Visual surveillance, public transport, and street lighting will command nearly one quarter of spending by smart cities this year, according to new figures from research house IDC. While the exponential growth of digitization and technology floods the transportation industry in particular, one of the increasingly most effective ways for carriers to protect themselves is through video surveillance.
Today, a number of companies sell heavy-duty cameras that provide strong and reliable durability for long-lasting performance in any trucking and commercial vehicle application. The newest cameras feature field-of-views displayed on sharp, hi-res monitors, which, among other things, can make blind spots a thing of the past. Recorded footage will also protect against any false claims, increasing ROI every year and ultimately saving carriers money.
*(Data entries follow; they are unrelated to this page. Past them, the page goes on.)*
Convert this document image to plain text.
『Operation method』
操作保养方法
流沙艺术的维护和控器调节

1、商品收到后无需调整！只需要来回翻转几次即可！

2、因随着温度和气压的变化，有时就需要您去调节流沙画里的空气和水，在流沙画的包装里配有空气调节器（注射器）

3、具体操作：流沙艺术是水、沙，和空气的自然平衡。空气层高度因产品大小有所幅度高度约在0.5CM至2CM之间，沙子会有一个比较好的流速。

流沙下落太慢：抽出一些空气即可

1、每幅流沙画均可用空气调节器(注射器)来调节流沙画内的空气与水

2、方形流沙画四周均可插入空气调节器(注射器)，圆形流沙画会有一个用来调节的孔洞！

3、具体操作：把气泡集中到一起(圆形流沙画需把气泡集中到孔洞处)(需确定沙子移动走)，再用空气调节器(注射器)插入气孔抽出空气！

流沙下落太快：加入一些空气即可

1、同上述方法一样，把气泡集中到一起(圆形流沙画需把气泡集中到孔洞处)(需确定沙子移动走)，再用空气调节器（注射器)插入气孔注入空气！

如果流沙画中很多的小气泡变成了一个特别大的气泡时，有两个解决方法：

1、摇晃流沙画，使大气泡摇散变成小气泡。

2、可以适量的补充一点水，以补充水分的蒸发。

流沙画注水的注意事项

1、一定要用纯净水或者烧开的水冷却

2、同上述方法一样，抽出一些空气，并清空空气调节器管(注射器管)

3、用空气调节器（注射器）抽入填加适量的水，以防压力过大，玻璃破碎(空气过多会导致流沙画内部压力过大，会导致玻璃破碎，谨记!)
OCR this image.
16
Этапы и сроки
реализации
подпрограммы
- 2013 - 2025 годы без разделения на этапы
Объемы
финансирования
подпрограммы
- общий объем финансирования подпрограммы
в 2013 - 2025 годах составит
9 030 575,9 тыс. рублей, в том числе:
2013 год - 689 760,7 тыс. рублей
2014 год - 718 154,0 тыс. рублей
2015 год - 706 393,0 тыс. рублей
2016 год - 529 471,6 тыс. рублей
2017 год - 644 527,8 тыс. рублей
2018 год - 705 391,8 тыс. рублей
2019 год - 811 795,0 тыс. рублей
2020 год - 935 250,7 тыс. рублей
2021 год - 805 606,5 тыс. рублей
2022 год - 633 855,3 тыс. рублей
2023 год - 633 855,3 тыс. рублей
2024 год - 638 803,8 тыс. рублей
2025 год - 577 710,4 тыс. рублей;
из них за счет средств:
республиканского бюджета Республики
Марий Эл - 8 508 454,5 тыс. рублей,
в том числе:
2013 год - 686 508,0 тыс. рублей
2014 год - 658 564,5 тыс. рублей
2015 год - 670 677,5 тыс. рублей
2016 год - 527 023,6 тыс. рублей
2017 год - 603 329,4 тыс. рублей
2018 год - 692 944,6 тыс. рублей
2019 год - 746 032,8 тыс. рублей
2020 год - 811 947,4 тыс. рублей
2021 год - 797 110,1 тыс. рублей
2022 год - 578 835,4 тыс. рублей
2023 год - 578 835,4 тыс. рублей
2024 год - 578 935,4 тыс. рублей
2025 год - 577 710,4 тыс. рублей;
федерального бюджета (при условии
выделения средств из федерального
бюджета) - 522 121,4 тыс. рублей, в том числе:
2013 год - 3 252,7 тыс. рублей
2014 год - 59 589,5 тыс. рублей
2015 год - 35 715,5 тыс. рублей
Serena Da Rold, program manager at IDC, said in the report: “Intelligent transportation and data-driven public safety remain the largest investment areas, but we are also finding significant pockets of spending and growth in back-office and platform-related use cases, which are less often publicized but increasingly happening behind the scenes in cities around the world.”
The IDC report said it expects strong, continued investment by the private and public sector in urban areas. The competitiveness of the market means solution suppliers should take a data-driven approach to developing products and services, and understanding buyer trends.
Along those very lines, companies like Driver Engagement provide a software system that engages, communicates with, and proactively monitors, all drivers at a carrier for satisfaction, with the purpose being to improve driver retention. Their purpose-built Driver CRM (Customer Relationship Management) software provides a single place from where the carrier manages every driver interaction, whether it is driver requests, news, policy books, vacation scheduling, payroll distribution, surveys, scorecards, rewards and recognitions, or any other driver-related matters.
“We have found that by being proactive and organized, carriers remove and reduce friction from their driver interactions, leading to drivers feeling appreciated and cared for, rather than being neglected,” says Colin Ruskin, Driver Engagement’s CEO.
“We’ve been hearing a lot from drivers that nobody cares about them. And I got the same kind of feedback. Caring and respect are very abstract. How do we make it real? When someone complains about it, how do people respond? So when we set out to build a CRM, it was with the idea that we were listening to the drivers,” says Ruskin.
“A lot of carriers that are using our platform are finding positive results, but there’s no magic. You have to keep feeding, loving, caring just like with any human relationship. You can bring donuts to people, but still not everyone’s going to be happy. You have to follow up, engage. Just because you bought a race car, doesn’t mean you’re going to win the race, but without it, you’re definitely not going to.”
While technology continues to permeate industries in and around the world, it doesn’t have to leave you out in the cold. Technology is just another tool in the box, and can be used in creative ways to provide a human touch to improving challenging issues like retention in a capacity-stricken year.